The cage began opening on ancient squeaking hinges that screamed in protest. The RatKin scrambled to the back of the cage, pressing its body on the bars like it was trying to melt through them. It hissed and showed its small claws and equally small fangs in an attempt to intimidate him. He was sure it would rip him to shreds with them, but he wouldn’t allow it. It would see reason.
“You are more knowledgeable than I am about what happens to those claimed by ‘Dungeon Breaks’,” he made another assumption, hoping the RatKin would fill in the blanks he did not know. “I gave them mercy, including the Mutated Rat Lord.”
It quieted down. His plan had worked. There was no way it saw what the Rat Lord had become and not see his death as a form of mercy. It had become a monster without enough intelligence to make decisions. But enough to know it suffered in agony with no recourse for itself or those it had been sworn to protect. How many times had it squashed its own kin during the battle without even meaning to? In its rage, it had killed more Giant Rats than Jin-woo did in the boss room. And then its last words, the pain and suffering it existed in. He just hoped it didn’t ‘respawn’.

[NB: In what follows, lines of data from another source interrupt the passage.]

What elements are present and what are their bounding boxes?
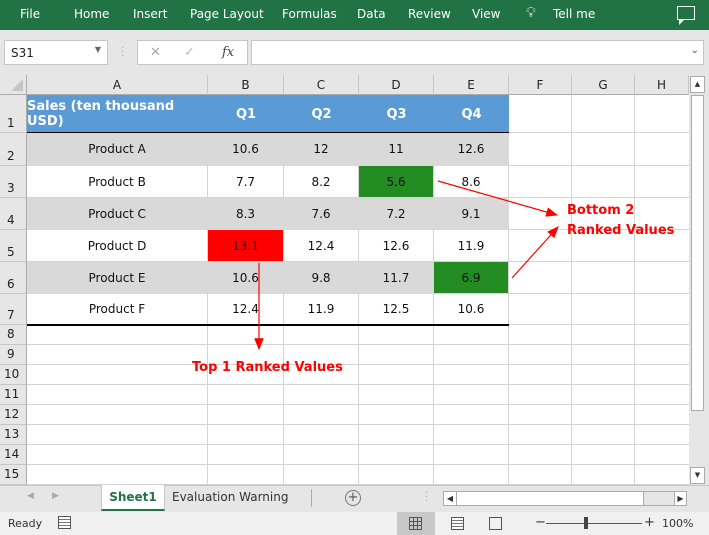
scroll-down-button[interactable]: ▼ [690,467,705,484]
bottom-2-label-line1: Bottom 2 [567,203,635,218]
vertical-scroll-thumb[interactable] [691,95,704,411]
chevron-down-icon[interactable]: ▼ [95,45,101,54]
tab-insert[interactable]: Insert [133,7,167,21]
normal-view-button[interactable] [397,512,435,535]
drag-handle-icon[interactable]: · · · [121,44,124,62]
sheet-tab-sheet1[interactable]: Sheet1 [101,485,165,511]
formula-input[interactable]: ⌄ [251,40,704,65]
scroll-up-button[interactable]: ▲ [690,76,705,93]
status-ready: Ready [8,517,43,530]
bottom-2-label-line2: Ranked Values [567,223,675,238]
comments-icon[interactable] [677,6,695,25]
expand-formula-bar-icon[interactable]: ⌄ [691,45,699,56]
vertical-scrollbar[interactable]: ▲ ▼ [689,75,706,485]
horizontal-scrollbar[interactable]: ◀ ▶ [443,491,687,506]
enter-icon[interactable]: ✓ [184,45,195,60]
formula-bar-area: S31 ▼ · · · ✕ ✓ fx ⌄ [0,30,709,75]
scroll-right-button[interactable]: ▶ [674,492,686,505]
zoom-in-button[interactable]: + [644,515,655,530]
status-bar: Ready − + 100% [0,512,709,535]
next-sheet-icon[interactable]: ▶ [52,491,59,501]
tab-home[interactable]: Home [74,7,109,21]
arrow-to-bottom-label-1 [437,180,559,217]
tab-splitter-handle[interactable]: · · · [425,489,428,507]
scroll-left-button[interactable]: ◀ [444,492,456,505]
tab-data[interactable]: Data [357,7,386,21]
name-box-value: S31 [11,46,34,60]
add-sheet-button[interactable]: + [345,490,361,506]
tab-review[interactable]: Review [408,7,451,21]
prev-sheet-icon[interactable]: ◀ [27,491,34,501]
tab-view[interactable]: View [472,7,500,21]
name-box[interactable]: S31 ▼ [4,40,108,65]
tab-file[interactable]: File [20,7,40,21]
ribbon: File Home Insert Page Layout Formulas Da… [0,0,709,30]
lightbulb-icon: 💡︎ [526,5,536,21]
arrow-to-bottom-label-2 [511,226,559,279]
page-break-preview-icon[interactable] [489,517,502,530]
tab-separator [311,489,312,507]
insert-function-icon[interactable]: fx [222,45,234,60]
tab-formulas[interactable]: Formulas [282,7,337,21]
zoom-slider[interactable] [546,523,642,524]
macro-recording-icon[interactable] [58,516,71,529]
sheet-tab-evaluation-warning[interactable]: Evaluation Warning [172,490,288,504]
top-1-label: Top 1 Ranked Values [192,360,343,375]
zoom-out-button[interactable]: − [535,515,546,530]
zoom-level[interactable]: 100% [662,517,693,530]
grid-icon [409,517,422,530]
tell-me-search[interactable]: Tell me [553,7,595,21]
page-layout-view-icon[interactable] [451,517,464,530]
zoom-slider-thumb[interactable] [584,517,588,529]
annotation-arrows [254,180,559,351]
worksheet-grid[interactable]: A B C D E F G H 1 2 3 4 5 6 7 8 9 10 11 … [0,75,689,485]
sheet-tab-bar: ◀ ▶ Sheet1 Evaluation Warning + · · · ◀ ▶ [0,485,709,512]
formula-buttons: ✕ ✓ fx [137,40,248,65]
cancel-icon[interactable]: ✕ [150,45,161,60]
horizontal-scroll-thumb[interactable] [456,492,644,505]
tab-page-layout[interactable]: Page Layout [190,7,264,21]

Jin-woo opened the gate until it hit the otherside of the cage, fully askew and unlikely to close again. He turned away and took a few steps, stopping to look over his shoulder. The Ratkin stared at him with cautious eyes, preparing for a pyrrhic victory if it could accomplish it. Jin-woo had no reason to kill it. There was no emotional wrath at all the suffering he had gone through because of the Giant Rats or the Rat Lord.
Not even the poison rat that had ended up cursing him with ‘Crimson Madness’. It was just business. Part of what it meant to be inside a dungeon. Maybe he could have justified some form of dislike and hatred had it been clearly conscious and free willed, people that attacked him and betrayed his ‘trust’ but they weren’t. Especially if his theory of the Dungeon basically enslaved them after whatever this ‘Conclave’ had done to them.
“You’re free to leave. I will be in the dungeon for a few more hours, scouring it for any more loot I can take with me. After that,” he paused. He mentally noted to make sure to lock his thick doors when he slept in case the RatKin ended up attempting to fulfil its revenge. “The portal out of here will close behind me. You don’t want to be caught here alone, especially with the cage gates open.”
With that said, he left. He didn’t even give the RatKin a chance to respond. There was no point for further discussion. It was meaningless. Neither one of them had any objective data that would aid them in their immediate situations. Neither one suddenly had a map of the surroundings around the hospital and closest center of civilization they could head to. Nor did they have a ‘Culture 101’ detailing what faux pas he needed to avoid when he did meet people out and about.
He had nothing to go off on. So he needed to generate enough money that people could excuse his weirdness as a quirk rather than ‘different’. Especially in a world full of levels and people that may be capable of smashing his skull in with a fist. He was still confused on what the world out there would be like. Was it more medieval with the whole witch hunt saga, a more modern society that never developed guns, or was it something in between? There was no way to tell. But he was slowly gathering data as necessary.